Dear GIAB Analysis Team,
Justin Zook presented context for the proposed RNA sequencing of GIAB samples, setting the scope of generating an initial public RNA sequencing data resource, but not starting a large new effort to develop benchmarks for RNA sequencing at this time. The limited funding for RNA sequencing is part of an internal NIST collaboration to develop machine learning methods for genomics and proteomics, and proteomics data will also be generated for GIAB samples. Over the years a number of groups have reached out to GIAB with interest in RNAseq data and benchmark sets. As a well characterized and fully consented set of samples, extensive epigenetic data was generated for GIAB samples to compare methylation and ATACseq sequencing methods in the recent epiQC project led by Chris Mason and Jonathan Foox, https://www.biorxiv.org/content/10.1101/2020.12.14.421529v1. They will present this work on the GIAB call scheduled for April 19. Marc Salit asked about epigenetic variability between cell line growths, which is also a potentially important source of variability for RNA sequencing. This was beyond the scope of the initial EpiQC study, and likely beyond the scope of this initial GIAB RNA sequencing project as well. Focusing on annotation and isoform analysis use cases may be less sensitive to these sources of variation.

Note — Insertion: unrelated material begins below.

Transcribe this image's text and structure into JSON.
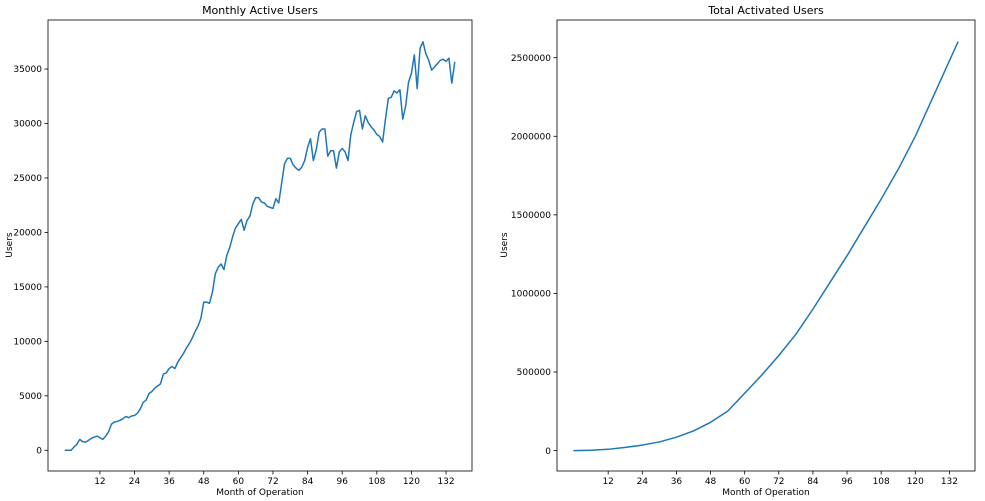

A number of people identified potential use cases for the new RNAseq dataset including use in training AI to predict the impact of splicing variants on isoforms, a qualitative isoform benchmark set, and gene annotation. Liz Tseng from PacBio was particularly excited about the prospects of a RNA benchmark set, stating “I drool every time someone shows me a benchmarked result against GIAB genome samples. …like, if GIAB releases a ‘truth RNA"’dataset, i'd like to be able to say, everything this ‘truth’ set contains, it must really be there, and it's ok if low/rare stuff is missed”. A consensus was achieved around Liz’s idea for generating a qualitative transcript isoform set.
For sample diversity, LCL cell lines are available for the two GIAB trios. Corriell also has iPSCs derived from the LCLs for HG002 (Ashkenazi son), HG004 (Ashkenazi mother), and HG005 (Han Chinese son), as well as an iPSC derived directly from PBMCs for HG002.
The proposed plan would be to initially sequence HG002, HG004, and HG005 RNA from the 3 LCLs and 4 iPSCs using three platforms – ONT, PacBio, and Illumina. The resulting dataset would be made public, and GIAB would seek collaborators to help with analyses such as gene annotation, isoform analysis, and developing a possible qualitative transcriptome benchmark. GIAB is also interested in assistance from anyone able to contribute RNA sequencing to this effort.
Future work, likely outside the scope of the initial project, could include investigating RNAseq of differentiated iPSCs, differential expression, and RNA reference samples. NIST has a postdoctoral opportunity that could take advantage of these unique data and pursue these types of future applications at https://tinyurl.com/ybx5mxwx.
Please reach out to the NIST team if you are interested in collaborating in the sequencing and/or analyses of these data, as this will help us plan for optimizing the impact of this work.
Thanks,
NIST-GIAB Team
The next GIAB Machine Learning call is planned for 3pm EDT (12pm PDT) on 2 PM March 29, and Kishwar Shafin from UCSC will present his work developing PEPPER-DeepVariant and work towards diploid assembly polishing.